The 4 Types Of Exits: M&A and IPO
by Mark Davis
I recently had lunch with Gary Kats, a friend from business school who has gone on to work as a tech banker. As part of our chat, we discussed the current exit environment and how it has affected the four types of exits: M&A, IPO, Secondary and Recapitalization. During the course of that conversation, it occurred to me that it would be worthwhile to outline each type of exit and provide some thoughts about how these fit into the venture capital model.
M&A:
"M&A" refers to "Mergers and Acquisitions".
In an acquisition, one company buys another, taking a controlling stake of its share and the rights to the assets. While these are structured in a number of ways and selecting a structure involves numerous considerations, the key variables boil down to: 1) whether or not the buyer takes on the liabilities of the company being acquired, and; 2) the types of assets being used to purchase the company (e.g., cash or stock).
In a merger, two companies are combined, each being treated more or less as an equal. While combinations called mergers happen all the time, they are rarely actually mergers of equals. Even if the financial structure portrays a picture of two equal companies being combined, one of the two parties typically takes control of the other in one way or another. Most often, control is determined by the board or management structure. The CEO that is selected to lead the combined entity typically keeps all of his lieutenants around, squeezing out the other company's management team.
Most VC exits (especially in recent years) are realized when portfolio companies are acquired by larger, often public, cash-rich companies. These transactions are typically structured such that the buyer assumes the portfolio company's liabilities. Venture investors typically expect this, as they do not want to be responsible for paying off debt after the transaction.
Additionally, VCs have a strong preference for selling portfolio companies for cash, rather than shares of the acquiring company. There is good reason for this preference: the value of the buyer's shares can change over time, reducing the effective purchase price. Furthermore, if a buyer elects to pay with its shares, its management may believe that their company's shares are overvalued.
IPO:
IPO or initial public offering is another of the four types of exits. In an initial public offering, a company first sells a portion of it shares in a public market, such as the NY Stock Exchange or the NASDAQ.
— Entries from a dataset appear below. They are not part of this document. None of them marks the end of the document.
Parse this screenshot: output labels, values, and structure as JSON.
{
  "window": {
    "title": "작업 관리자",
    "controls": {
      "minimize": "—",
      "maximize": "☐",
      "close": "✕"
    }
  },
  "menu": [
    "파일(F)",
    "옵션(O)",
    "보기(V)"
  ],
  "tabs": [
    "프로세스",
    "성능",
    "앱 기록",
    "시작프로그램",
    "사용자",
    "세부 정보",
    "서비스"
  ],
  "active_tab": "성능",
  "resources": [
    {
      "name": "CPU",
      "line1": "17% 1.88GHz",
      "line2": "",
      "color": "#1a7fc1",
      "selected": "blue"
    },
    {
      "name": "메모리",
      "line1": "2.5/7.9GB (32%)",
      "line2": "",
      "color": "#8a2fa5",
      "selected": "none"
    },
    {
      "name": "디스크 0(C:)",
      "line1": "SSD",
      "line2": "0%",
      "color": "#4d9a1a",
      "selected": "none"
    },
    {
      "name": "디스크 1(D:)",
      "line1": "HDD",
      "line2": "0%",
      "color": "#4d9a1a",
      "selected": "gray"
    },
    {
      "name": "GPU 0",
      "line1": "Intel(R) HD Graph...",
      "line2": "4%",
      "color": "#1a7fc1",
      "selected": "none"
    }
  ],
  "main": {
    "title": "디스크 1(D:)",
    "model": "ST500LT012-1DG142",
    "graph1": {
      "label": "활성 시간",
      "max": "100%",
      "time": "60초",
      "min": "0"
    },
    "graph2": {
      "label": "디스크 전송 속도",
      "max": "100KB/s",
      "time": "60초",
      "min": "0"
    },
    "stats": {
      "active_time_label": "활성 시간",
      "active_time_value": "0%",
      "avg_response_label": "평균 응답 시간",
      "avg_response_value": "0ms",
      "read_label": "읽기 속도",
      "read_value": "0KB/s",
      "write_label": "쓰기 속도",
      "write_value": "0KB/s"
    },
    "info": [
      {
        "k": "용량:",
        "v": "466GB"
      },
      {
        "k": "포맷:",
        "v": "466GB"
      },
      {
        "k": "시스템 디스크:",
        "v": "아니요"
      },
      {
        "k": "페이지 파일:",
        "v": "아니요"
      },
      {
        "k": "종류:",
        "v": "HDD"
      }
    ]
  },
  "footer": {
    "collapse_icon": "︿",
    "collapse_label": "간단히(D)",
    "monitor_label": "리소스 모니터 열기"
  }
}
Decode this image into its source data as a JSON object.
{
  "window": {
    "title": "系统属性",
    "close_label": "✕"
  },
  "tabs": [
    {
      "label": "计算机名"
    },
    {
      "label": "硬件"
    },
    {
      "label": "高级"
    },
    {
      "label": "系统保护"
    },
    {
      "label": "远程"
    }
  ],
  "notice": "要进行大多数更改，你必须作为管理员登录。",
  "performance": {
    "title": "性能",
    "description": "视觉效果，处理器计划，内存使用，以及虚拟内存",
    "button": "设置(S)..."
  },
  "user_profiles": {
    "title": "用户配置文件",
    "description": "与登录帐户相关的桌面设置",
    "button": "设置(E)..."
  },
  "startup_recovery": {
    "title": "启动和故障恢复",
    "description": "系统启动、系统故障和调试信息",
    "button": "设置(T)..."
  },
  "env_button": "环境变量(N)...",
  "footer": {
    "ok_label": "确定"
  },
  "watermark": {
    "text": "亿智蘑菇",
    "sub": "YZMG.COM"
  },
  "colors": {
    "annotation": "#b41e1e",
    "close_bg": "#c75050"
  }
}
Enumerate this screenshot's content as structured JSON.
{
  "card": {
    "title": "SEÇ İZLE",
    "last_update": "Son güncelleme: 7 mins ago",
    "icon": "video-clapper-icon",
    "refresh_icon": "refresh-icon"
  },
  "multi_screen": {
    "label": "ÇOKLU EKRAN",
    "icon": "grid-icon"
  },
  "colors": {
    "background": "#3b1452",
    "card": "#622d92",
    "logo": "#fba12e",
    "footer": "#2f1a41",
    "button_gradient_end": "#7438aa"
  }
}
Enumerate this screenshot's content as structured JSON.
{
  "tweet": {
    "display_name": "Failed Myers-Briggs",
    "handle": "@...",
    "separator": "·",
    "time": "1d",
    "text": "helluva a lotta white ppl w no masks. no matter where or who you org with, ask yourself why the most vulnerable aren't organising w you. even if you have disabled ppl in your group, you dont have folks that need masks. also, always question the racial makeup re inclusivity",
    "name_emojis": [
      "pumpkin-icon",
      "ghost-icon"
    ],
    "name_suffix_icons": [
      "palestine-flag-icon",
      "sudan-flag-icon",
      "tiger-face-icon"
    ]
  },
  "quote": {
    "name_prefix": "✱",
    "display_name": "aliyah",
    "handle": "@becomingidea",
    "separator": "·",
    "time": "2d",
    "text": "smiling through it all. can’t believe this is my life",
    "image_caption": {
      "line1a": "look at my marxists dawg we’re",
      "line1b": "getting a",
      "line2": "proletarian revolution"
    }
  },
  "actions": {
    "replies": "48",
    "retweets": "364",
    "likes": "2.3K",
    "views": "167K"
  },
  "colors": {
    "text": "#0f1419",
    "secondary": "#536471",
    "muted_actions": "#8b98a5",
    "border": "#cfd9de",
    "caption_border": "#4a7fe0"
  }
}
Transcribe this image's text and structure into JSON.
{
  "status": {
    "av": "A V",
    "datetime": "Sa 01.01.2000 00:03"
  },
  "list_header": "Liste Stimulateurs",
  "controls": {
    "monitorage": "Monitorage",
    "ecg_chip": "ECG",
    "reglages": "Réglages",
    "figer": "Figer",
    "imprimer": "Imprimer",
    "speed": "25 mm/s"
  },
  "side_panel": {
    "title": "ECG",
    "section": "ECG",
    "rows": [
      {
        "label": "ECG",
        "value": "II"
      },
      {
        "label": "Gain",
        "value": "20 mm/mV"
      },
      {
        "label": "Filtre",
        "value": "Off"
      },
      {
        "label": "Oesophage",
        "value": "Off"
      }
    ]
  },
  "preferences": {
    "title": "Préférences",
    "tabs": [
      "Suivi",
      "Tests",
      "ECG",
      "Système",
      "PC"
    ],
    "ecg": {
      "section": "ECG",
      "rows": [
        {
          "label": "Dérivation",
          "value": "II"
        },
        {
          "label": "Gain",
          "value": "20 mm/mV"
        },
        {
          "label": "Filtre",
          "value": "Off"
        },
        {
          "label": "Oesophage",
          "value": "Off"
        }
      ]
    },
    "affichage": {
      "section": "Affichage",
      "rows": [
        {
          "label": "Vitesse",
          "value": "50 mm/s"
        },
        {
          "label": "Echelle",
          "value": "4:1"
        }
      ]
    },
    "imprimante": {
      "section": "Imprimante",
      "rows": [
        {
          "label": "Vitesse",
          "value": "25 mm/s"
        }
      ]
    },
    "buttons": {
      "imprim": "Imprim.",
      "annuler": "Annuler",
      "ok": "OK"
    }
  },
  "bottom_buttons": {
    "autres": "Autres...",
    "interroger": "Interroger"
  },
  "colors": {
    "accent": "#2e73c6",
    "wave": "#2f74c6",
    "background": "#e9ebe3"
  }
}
By "going public," a company sells a portion of its stock to investors that are entitled to freely sell their shares over the specified exchange. Through the exchange, they can sell directly or indirectly to virtually any buyer in the world.
It's worth noting that not all of the company's stock is publicly accessible at the IPO. Companies typically sell only a portion of the company to investors through the public exchanges.
What makes IPOs so special is that subsequent public offerings are less risky for the company as they have more information about the stock's pricing once shares are being freely traded and priced by the market. During the IPO, the company's investment bankers are tasked with creating a small marketplace and identifying clearing prices for the initial shares. After those shares are sold, the buyers can transact them freely, yielding prices that reflect the valuation applied by more buyers and sellers, creating a price that is truly reflective of the market's estimate of the company's value.
VCs, entrepreneurs and others often participate in the public offering, meaning that they include their shares in the group that is sold to the market. This enables VCs to exit at least a part of their investment – shares are converted into cash which can be distributed to their limited partners.
VCs generally like exiting through IPOs. While IPOs present investors with some liquidity risk, as insiders are often subjected to lock-up periods during which the investors and entrepreneurs cannot sell their shares on the market immediately after the IPO, IPOs offer VCs several advantages. First, public companies remain going concerns, enabling VCs to take credit for investments that they made (potentially) long into the future. An IPO not only offers a VC a merit badge that can be promoted to entrepreneurs and limited partners, but it also enables the VC to leverage its contacts at the newly public company to help future portfolio companies in many ways (from acquiring customers and partners to initiating acquisitions).